I was just a kid when you started to slip away. I watched you try to escape your demons only to see them drag you deeper into your grave. I watched the weight vanish from your body, the life leave your eyes. I watched you try to hide your pain, but I saw the real you, the you that was losing the battle.
But I wasn’t going to let you lose. I needed to save you. Saving you was the only thing that mattered—everything else became background noise. I became engulfed in the idea that I was meant to save you. I swear God puts people in your life for a reason, and that was my reason.
For years, I was there for every relapse, every gut wrenching piece of news. There wasn’t anything I wouldn’t have done to try and protect you.

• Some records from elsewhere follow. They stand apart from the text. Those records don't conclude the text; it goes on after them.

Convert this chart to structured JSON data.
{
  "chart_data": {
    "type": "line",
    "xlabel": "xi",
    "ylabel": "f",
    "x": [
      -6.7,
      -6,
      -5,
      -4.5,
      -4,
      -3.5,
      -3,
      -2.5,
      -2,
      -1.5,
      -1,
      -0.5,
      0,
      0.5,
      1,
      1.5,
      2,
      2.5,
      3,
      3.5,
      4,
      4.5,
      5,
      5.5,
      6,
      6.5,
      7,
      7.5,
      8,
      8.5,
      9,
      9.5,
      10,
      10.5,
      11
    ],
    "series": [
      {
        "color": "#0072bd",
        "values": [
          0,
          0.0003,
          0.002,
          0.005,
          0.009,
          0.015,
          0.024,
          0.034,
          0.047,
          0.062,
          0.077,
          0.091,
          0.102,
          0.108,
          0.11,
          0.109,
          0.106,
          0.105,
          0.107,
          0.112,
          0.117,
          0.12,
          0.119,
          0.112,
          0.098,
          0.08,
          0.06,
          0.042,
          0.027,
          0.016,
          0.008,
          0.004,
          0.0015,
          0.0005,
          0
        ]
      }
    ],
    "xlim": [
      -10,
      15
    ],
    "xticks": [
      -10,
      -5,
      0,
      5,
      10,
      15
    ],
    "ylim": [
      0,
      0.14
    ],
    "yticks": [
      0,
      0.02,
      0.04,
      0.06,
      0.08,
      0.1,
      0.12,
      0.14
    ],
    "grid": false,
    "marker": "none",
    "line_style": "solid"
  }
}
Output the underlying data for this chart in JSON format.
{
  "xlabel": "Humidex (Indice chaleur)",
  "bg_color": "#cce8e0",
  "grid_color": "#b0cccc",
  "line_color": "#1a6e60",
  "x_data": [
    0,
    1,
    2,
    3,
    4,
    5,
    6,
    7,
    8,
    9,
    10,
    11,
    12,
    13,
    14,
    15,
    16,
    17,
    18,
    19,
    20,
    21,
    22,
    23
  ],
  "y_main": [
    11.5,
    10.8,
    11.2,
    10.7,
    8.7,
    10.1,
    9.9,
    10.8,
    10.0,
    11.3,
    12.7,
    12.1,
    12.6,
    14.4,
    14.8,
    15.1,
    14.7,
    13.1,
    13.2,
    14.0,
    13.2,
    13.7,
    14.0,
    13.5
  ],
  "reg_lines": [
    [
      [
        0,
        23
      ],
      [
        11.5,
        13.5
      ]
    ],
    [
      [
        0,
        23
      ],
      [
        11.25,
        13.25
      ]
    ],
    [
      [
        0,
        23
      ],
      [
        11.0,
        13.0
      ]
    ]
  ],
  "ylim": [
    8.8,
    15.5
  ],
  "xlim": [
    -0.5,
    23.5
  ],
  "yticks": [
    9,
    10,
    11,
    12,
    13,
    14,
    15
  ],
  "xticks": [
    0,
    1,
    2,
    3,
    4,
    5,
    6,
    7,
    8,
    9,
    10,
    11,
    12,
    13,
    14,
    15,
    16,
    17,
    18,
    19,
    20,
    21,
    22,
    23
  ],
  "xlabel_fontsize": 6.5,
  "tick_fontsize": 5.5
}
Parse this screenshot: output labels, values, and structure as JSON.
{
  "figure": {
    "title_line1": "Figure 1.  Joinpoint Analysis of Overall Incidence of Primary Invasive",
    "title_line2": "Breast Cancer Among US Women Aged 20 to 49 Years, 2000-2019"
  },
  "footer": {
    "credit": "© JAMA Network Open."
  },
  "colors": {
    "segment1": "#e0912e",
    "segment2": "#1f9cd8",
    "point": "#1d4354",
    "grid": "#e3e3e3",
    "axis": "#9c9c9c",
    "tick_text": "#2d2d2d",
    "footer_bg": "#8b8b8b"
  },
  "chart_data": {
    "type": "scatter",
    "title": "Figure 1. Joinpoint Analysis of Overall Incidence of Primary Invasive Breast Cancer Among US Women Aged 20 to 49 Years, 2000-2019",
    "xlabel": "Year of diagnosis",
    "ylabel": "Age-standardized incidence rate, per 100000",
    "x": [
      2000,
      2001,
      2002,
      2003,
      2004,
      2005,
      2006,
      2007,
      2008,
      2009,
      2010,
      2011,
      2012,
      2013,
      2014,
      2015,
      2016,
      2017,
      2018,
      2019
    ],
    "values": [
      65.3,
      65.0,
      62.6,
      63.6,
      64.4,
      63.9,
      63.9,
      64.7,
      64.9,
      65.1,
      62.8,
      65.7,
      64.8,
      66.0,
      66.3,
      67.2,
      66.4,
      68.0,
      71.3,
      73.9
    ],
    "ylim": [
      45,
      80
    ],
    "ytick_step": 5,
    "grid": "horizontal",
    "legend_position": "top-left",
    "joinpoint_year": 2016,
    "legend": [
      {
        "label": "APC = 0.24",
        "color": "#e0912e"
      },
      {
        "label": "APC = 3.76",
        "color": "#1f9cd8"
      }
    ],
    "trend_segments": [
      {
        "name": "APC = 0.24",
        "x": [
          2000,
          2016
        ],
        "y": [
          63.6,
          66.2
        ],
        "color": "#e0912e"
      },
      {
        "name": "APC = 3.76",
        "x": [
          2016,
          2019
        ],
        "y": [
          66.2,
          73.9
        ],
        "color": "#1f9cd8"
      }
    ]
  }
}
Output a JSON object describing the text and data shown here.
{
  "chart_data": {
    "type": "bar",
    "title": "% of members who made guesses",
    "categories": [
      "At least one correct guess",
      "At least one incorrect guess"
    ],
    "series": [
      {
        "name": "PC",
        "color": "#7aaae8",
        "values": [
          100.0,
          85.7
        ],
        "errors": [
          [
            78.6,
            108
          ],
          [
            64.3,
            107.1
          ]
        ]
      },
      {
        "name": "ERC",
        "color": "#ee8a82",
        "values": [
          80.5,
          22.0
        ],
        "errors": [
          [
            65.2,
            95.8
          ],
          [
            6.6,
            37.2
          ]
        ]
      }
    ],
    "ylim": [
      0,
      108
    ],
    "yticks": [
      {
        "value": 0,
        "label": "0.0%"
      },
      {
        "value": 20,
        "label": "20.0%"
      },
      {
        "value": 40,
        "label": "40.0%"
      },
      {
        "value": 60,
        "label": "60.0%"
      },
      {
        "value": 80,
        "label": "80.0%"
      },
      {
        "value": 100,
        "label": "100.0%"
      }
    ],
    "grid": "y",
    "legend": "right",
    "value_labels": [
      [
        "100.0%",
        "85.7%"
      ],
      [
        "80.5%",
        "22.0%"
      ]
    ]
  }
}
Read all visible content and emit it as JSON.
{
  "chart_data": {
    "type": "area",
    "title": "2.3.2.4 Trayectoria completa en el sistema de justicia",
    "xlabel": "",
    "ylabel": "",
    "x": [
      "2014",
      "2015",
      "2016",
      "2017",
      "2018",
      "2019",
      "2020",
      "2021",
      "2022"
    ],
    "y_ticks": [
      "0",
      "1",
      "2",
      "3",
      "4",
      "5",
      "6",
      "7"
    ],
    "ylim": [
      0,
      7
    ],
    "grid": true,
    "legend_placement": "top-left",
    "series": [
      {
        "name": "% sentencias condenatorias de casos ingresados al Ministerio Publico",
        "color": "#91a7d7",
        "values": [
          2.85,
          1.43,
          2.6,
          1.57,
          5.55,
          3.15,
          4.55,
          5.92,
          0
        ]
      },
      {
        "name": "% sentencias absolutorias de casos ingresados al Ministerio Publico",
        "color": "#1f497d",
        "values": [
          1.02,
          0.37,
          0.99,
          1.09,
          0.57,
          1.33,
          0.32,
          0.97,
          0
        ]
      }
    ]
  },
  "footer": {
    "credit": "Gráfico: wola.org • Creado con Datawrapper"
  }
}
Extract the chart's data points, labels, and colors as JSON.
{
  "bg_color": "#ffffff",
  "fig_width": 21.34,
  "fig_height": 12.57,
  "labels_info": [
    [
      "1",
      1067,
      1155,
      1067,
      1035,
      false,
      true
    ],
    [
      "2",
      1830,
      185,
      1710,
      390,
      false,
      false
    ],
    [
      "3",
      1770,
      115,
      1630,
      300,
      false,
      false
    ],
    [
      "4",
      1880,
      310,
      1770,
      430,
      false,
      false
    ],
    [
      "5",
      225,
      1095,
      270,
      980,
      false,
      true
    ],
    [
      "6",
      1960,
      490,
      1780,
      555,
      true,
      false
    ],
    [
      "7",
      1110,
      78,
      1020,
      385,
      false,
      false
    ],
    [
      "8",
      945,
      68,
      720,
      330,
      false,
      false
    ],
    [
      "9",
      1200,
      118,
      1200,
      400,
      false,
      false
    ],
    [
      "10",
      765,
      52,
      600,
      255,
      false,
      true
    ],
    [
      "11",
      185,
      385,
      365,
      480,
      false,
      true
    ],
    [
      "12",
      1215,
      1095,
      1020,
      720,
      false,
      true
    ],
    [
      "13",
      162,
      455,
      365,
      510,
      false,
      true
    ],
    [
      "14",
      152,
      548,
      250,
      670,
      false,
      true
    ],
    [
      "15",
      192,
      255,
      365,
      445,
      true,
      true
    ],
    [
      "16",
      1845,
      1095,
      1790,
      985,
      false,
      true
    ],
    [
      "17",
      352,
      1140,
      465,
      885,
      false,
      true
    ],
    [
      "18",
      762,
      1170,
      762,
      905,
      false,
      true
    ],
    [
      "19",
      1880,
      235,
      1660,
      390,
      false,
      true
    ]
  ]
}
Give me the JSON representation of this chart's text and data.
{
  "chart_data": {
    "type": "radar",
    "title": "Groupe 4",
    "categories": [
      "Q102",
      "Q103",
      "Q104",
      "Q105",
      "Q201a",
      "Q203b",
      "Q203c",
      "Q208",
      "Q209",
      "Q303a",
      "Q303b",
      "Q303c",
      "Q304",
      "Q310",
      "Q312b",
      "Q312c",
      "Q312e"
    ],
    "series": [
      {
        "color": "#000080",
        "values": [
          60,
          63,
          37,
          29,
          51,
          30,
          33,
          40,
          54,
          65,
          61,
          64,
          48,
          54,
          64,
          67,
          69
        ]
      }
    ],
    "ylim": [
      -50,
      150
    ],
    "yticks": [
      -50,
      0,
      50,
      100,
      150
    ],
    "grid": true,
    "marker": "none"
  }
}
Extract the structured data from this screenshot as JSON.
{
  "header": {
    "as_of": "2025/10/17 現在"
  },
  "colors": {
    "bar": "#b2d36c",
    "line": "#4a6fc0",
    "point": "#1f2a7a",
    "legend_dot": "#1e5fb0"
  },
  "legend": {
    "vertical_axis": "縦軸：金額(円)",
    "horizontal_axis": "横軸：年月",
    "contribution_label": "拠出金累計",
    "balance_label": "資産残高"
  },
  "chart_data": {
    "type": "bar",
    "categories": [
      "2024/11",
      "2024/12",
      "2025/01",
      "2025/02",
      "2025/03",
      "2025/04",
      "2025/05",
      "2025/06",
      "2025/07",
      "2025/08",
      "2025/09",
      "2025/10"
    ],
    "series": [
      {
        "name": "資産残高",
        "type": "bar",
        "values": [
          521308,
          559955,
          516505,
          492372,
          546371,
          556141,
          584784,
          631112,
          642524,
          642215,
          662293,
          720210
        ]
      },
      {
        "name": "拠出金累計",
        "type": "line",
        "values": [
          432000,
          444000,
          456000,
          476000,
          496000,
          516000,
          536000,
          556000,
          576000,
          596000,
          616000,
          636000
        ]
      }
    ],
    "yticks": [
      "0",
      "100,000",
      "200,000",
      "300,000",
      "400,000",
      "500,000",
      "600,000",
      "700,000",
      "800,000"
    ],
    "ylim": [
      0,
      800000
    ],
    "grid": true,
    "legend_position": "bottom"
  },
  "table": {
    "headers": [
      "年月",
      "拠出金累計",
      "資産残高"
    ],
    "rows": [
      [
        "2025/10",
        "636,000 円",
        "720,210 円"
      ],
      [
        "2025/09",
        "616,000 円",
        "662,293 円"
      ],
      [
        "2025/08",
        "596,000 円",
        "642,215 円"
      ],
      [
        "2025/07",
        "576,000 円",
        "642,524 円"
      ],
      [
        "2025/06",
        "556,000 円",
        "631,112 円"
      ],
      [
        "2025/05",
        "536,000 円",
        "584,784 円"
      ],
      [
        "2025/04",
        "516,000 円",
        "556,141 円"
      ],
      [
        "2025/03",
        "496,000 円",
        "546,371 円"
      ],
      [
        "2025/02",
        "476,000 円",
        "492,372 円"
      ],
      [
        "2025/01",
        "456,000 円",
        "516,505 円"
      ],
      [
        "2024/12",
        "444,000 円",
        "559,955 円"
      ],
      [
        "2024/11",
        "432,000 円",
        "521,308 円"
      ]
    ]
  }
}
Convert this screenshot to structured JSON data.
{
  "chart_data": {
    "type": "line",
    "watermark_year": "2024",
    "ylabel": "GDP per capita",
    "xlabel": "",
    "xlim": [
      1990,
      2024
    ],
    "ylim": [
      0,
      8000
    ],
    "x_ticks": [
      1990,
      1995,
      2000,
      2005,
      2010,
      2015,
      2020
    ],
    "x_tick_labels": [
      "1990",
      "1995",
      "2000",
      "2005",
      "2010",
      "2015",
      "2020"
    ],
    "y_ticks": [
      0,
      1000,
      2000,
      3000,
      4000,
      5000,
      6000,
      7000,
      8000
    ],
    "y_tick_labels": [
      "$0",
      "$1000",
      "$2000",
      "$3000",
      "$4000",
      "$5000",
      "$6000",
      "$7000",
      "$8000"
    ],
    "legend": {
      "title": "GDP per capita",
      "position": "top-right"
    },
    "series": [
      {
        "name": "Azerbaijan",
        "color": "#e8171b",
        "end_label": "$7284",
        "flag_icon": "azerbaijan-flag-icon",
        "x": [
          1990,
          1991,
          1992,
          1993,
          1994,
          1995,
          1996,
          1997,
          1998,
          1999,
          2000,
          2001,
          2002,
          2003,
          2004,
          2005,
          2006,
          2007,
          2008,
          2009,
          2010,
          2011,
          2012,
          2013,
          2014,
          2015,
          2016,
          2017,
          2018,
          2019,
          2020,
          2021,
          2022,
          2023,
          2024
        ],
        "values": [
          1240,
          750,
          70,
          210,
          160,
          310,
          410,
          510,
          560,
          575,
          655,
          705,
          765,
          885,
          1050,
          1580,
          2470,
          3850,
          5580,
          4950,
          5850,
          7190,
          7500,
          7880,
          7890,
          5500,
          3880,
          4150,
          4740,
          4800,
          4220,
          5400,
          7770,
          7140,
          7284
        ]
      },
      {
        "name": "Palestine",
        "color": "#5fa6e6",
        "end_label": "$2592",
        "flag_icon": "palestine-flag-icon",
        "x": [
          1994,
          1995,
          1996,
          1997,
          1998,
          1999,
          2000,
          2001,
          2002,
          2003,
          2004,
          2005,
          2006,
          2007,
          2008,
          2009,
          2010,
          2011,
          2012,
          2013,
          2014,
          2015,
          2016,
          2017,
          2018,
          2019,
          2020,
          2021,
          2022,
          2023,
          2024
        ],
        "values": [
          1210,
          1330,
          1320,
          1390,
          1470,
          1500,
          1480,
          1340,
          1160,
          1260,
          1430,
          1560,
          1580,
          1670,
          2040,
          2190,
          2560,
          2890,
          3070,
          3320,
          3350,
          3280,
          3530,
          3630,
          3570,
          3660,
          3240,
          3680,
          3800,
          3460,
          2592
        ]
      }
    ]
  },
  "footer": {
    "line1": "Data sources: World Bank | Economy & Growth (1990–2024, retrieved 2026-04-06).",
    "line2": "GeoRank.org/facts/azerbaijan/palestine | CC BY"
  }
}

We made it through a lot, you and me. Today, you’re alive. Today, we don’t talk as much as I believe we should. Today, you want to forget about what happened in the past, and that means forgetting about me. But today, I can still feel it in my bones when you are having a bad day. Today, there’s a chill that runs through me every time I see you because I realize just how close I was to losing you. Today, we are just a memory to one another.
Sometimes I wonder what my life would have been like if I hadn’t tried so hard to save you; I wonder what your life would have been like. Would I still have this complex that needs to save everyone? Would your story have been any different without me in it?
Everyone thinks our story should be one of heartbreak and despair, but it’s actually one of courage, love, and strength. And if our story were to have another chapter, I can guarantee I’d be right by your side, fighting the devil with you.